Subsequently, EI demoted Mr. X, stating that the trust and confidence had been damaged. The demotion seemed fair to EI, due to Mr. X’s age and years of service and the fact that the consequences of a dismissal would not be in proportion to the damage caused to EI. Mr. X did not accept this. He had the investigation firm summoned to appear in court, claiming damages for the fact that the firm had acted unlawfully by handing over the yearbook to EI. The district court rules in Mr. X’s favour. The investigation appealed the judgment.

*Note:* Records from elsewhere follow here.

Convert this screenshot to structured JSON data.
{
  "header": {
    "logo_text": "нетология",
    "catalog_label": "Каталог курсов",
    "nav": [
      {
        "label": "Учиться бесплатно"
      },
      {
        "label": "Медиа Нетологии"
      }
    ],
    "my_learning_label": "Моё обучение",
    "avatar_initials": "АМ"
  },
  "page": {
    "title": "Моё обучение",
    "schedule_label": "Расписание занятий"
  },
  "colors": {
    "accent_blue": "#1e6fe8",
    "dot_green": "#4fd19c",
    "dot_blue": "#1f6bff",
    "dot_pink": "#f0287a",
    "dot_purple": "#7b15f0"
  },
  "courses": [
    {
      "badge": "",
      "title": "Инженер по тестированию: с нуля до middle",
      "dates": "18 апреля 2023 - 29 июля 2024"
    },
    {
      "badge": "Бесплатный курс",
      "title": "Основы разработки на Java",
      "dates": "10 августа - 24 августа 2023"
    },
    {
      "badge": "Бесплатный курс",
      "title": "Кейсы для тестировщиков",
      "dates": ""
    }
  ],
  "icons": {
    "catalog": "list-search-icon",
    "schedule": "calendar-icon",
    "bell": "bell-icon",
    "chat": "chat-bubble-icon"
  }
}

Company laptop containing private documents
The core of the dispute before the Court of Appeal is whether the investigation firm was allowed to involve Mr. X’s yearbook in its investigation and whether it was allowed to hand over the yearbook to his employer afterwards. The Court ruled that if it is a company laptop, this doesn’t automatically make its contents business related or company property. This will only be the case if a company policy explicitly restricts laptop use to non private matters. The fact that the name of the document (EI Yearbook) could be seen as a possible company related document, is irrelevant according to the Court.
Processing personal data
The DPA stipulates that personal data can only be processed if the person concerned has given his “unequivocal consent”. The Court determined that Mr. X has never given such consent. The Court rules that the mere fact that he didn’t protest or ask any questions about the processing, is no reason to think otherwise. The Court rejected the investigation firm’s statement that Mr. X gave tacit approval. If that were the case then the investigation firm would have at least had to have informed the employees that all files – including possible private documents – were going to be examined. The firm had not done this.The Court drew the conclusion that the investigation firm had not been allowed to hand over the yearbook to EI, since there was no justified interest for EI left after the firm concluded there was no match between the IP-addresses. EI’s interest in tracking down those opposing its business didn’t surpass the Mr. X’s personal interest and privacy. The fact that the investigation firm released Mr. X’s personal doubts was an act of negligence in view of the fact that the firm knew this would certainly affect the personal relationship between employer and employee. Handing over the yearbook damaged Mr. X’s reputation at EI and caused EI to demote him. The firm was therefore found liable for Mr. X’s damages.
In conclusion
This case is a good example of how complicated the balance between employee’s privacy and employer’s interests can be. When will one interest overrule the other? It truly can be a grey area. Should you have any questions about privacy-related matters or starting up corporate investigation, please do not hesitate to contact one of our employment law attorneys or the members of our International Desk.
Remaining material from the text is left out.